For instance, a ~120M parameter model can be created by modifying:

n_embd: 2048 -> 1024
n_heads: 32  -> 16
n_layers: 24 -> 8

Leave the rest unchanged for now. This reduced configuration allows you to run meaningful pretraining experiments on a single GPU.

If you want more frequent logging, you can reduce the following:

tokens_per_update = 2**16
eval_interval = 32

This will increase the frequency of printed progress and evaluation metrics.

3. Optional Compatibility Adjustments

Some systems may not support advanced optimizations such as FlashAttention or PyTorch’s compilation features. If you encounter errors related to CUDA kernels or model graph compilation, you can disable these options safely:

use_flash_attention: bool = False
enable_compilation: bool = False

These settings can be toggled in the same configuration file under the Performance Features section.
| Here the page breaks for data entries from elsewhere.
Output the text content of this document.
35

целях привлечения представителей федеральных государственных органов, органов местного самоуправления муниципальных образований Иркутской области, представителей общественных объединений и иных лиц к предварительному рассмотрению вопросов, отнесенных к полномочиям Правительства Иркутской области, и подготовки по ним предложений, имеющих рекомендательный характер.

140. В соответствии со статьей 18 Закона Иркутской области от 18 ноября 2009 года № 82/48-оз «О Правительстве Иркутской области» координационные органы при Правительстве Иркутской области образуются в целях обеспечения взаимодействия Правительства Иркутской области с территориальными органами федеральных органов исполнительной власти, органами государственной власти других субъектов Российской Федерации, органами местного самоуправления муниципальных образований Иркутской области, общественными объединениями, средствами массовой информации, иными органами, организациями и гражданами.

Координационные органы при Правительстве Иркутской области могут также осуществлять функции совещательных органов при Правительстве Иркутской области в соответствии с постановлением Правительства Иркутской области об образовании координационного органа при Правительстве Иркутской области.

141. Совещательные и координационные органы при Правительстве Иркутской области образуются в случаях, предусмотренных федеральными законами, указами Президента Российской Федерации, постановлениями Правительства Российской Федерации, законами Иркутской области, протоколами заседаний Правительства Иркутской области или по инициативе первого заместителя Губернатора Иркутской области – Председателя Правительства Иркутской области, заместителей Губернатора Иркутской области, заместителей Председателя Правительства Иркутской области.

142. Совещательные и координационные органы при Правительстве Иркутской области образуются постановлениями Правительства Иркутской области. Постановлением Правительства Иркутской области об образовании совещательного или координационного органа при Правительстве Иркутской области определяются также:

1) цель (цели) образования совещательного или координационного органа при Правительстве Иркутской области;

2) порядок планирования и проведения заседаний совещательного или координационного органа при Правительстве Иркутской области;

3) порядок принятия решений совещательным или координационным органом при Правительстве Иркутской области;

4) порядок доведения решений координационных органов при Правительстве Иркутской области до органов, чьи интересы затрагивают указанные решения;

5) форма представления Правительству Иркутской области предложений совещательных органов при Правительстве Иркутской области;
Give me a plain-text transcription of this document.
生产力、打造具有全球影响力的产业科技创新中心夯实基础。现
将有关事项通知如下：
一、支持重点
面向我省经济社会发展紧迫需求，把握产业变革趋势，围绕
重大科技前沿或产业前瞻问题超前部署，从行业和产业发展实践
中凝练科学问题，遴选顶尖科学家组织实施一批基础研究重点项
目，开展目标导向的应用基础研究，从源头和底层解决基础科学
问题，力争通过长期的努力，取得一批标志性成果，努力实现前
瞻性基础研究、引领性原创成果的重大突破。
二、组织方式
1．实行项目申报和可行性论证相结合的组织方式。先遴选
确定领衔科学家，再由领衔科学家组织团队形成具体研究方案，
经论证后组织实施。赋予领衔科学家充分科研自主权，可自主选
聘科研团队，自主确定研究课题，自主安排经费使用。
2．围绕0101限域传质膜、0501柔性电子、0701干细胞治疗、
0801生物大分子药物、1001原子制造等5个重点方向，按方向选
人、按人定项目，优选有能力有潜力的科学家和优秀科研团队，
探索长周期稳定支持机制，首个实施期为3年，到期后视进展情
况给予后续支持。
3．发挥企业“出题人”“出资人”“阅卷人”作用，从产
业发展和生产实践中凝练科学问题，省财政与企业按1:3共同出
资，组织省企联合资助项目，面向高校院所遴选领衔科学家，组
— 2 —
4. Running the Training Script

Once the configuration is finalized, start the pretraining process:

python3 train.py

The script will immediately print initialization information — including dataset statistics, hyperparameters, model size, and hardware configuration. After that, training will begin and log metrics to the console and a text log file simultaneously.

Example Console Output

You should see periodic logs like this:

----------------
Step: 128 steps   |   Training Progress: 0.00%   |   Training Loss: 8.9784   |   Perplexity: 7929.91   |   Learning Rate: 0.00001   |   Norm: 0.7714   |   Tokens Processed: 1M (1M)   |   tok/s: 40143   |   Time: 26s
----------------
Step: 384 steps   |   Training Progress: 0.01%   |   Training Loss: 7.5564   |   Perplexity: 1912.87   |   Learning Rate: 0.00002   |   Norm: 0.8971   |   Tokens Processed: 3M (3M)   |   tok/s: 32258   |   Time: 32s
----------------
Step: 640 steps   |   Training Progress: 0.01%   |   Training Loss: 6.9219   |   Perplexity: 1014.24   |   Learning Rate: 0.00003   |   Norm: 0.4312   |   Tokens Processed: 5M (5M)   |   tok/s: 54126   |   Time: 19s
----------------
Step: 896 steps   |   Training Progress: 0.02%   |   Training Loss: 6.4571   |   Perplexity: 637.23   |   Learning Rate: 0.00004   |   Norm: 0.4810   |   Tokens Processed: 7M (7M)   |   tok/s: 54020   |   Time: 19s
----------------

Each block shows:

Step: Number of training iterations completed
Training Progress: Percentage of total tokens processed
Loss & Perplexity: Measures of model improvement
Learning Rate: Updated dynamically by the cosine scheduler
Norm: Gradient L2 norm for stability checking
Tokens Processed: Cumulative and per-step token counts
Throughput (tok/s): Processing speed
Time: Elapsed time since last log

These logs give a transparent view of the model’s learning curve and system performance.

Checkpointing and Logs

Checkpointing frequency is controlled by the token_ckpt parameter in the configuration file.
For example, a value of 1e9 means that the model will be saved every 1 billion tokens processed.

All checkpoints and logs are stored under the directory specified by:

ckpt_dir: str = root_path("simple_llama", "pretraining", "checkpoints")

A typical checkpoint file will include the model weights, optimizer state, learning rate schedule, and current step counters.
You can later reload these checkpoints for evaluation, continuation of training, or fine-tuning stages.

Summary

This concludes the pretraining execution walkthrough. You should now have:

A functional dataset of tokenized .npy files.
A configured model architecture suited to your GPU and experiment size.
A running training process logging metrics and saving periodic checkpoints.

With this stage complete, the next section — Supervised Fine-Tuning (SFT) — will build upon the pretrained model to align it with human-like instruction-following behavior.